Hukum Archimedes dan Penerapannya dalam Kehidupan Sehari-hari

Fisika sering kali dianggap rumit oleh sebagian siswa, padahal banyak konsepnya yang dekat dengan kehidupan sehari-hari. Salah satu materi menarik dalam pelajaran fisika SMP adalah Hukum Archimedes. Hukum ini menjelaskan fenomena mengapung, melayang, atau tenggelamnya benda dalam air. Yuk, kita pahami lebih dalam!

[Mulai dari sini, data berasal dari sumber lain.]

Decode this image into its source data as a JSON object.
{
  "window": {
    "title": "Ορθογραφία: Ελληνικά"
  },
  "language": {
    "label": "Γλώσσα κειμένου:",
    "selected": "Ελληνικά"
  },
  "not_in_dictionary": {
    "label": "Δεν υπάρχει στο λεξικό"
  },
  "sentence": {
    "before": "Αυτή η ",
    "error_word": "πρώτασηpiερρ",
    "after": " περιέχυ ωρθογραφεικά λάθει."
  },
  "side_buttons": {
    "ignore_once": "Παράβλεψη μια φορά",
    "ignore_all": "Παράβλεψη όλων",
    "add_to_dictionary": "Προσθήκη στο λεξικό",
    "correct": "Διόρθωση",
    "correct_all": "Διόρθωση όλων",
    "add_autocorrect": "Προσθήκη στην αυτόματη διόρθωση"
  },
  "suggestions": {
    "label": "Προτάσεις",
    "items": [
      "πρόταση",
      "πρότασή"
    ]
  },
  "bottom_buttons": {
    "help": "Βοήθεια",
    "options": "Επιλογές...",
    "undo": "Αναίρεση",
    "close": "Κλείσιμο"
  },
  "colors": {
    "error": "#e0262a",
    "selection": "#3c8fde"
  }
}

Pengertian Hukum Archimedes

Hukum Archimedes ditemukan oleh ilmuwan Yunani kuno bernama Archimedes. Bunyi hukum ini adalah:

"Jika suatu benda dicelupkan ke dalam zat cair, maka benda akan mengalami gaya ke atas sebesar berat zat cair yang dipindahkan oleh benda tersebut."

Artinya, ketika sebuah benda dimasukkan ke dalam air, ada gaya dorong ke atas yang membuat benda terasa lebih ringan. Gaya inilah yang disebut gaya Archimedes.

baca juga: tempat ngaji terdekat

Rumus Hukum Archimedes

Secara sederhana, hukum Archimedes dapat dituliskan dalam bentuk rumus:

FA = ρ × g × V

Keterangan:

  • FA = Gaya Archimedes (N)

  • ρ = Massa jenis zat cair (kg/m³)

  • g = Percepatan gravitasi (m/s²)

  • V = Volume zat cair yang dipindahkan (m³)

Dengan rumus ini, kita bisa menghitung besar gaya ke atas yang bekerja pada benda dalam cairan.

Penerapan Hukum Archimedes dalam Kehidupan Sehari-hari

  1. Kapal Laut Bisa Mengapung
    Pernahkah kamu bertanya-tanya mengapa kapal yang terbuat dari besi bisa mengapung, padahal besi lebih berat daripada air? Rahasianya ada pada Hukum Archimedes. Kapal didesain memiliki rongga udara yang besar, sehingga massa jenis rata-rata kapal lebih kecil daripada air. Akibatnya, gaya ke atas lebih besar dari berat kapal, membuatnya bisa mengapung.

  2. Balon Udara
    Balon udara bisa terbang karena prinsip yang sama. Balon diisi dengan gas yang lebih ringan daripada udara sekitar, misalnya helium. Perbedaan massa jenis ini menyebabkan balon mendapat gaya ke atas sehingga dapat terbang melayang di udara.

  3. Mandi di Kolam Renang
    Saat kita masuk ke kolam, tubuh terasa lebih ringan. Hal ini karena air memberikan gaya dorong ke atas pada tubuh kita. Fenomena inilah yang membuat orang bisa terapung di air meskipun tidak terlalu pandai berenang.

  4. Hidrometer untuk Mengukur Massa Jenis Cairan
    Hukum Archimedes juga digunakan dalam pembuatan hidrometer, alat untuk mengukur massa jenis cairan. Hidrometer akan terapung lebih tinggi atau lebih rendah tergantung pada massa jenis cairan yang diuji.

  5. Perahu dan Rakit Tradisional
    Perahu kayu atau rakit bambu yang digunakan masyarakat juga bekerja berdasarkan hukum ini. Kayu memiliki massa jenis lebih kecil daripada air, sehingga mampu mengapung dan membawa beban di atasnya.

Kesimpulan

Hukum Archimedes bukan hanya teori di buku fisika, tetapi juga sangat dekat dengan aktivitas sehari-hari. Mulai dari kapal laut, balon udara, hingga saat kita berenang di kolam, semuanya dipengaruhi oleh gaya ke atas yang dijelaskan Archimedes. Dengan memahami hukum ini, kita jadi bisa melihat bahwa sains sebenarnya sederhana dan bermanfaat dalam kehidupan.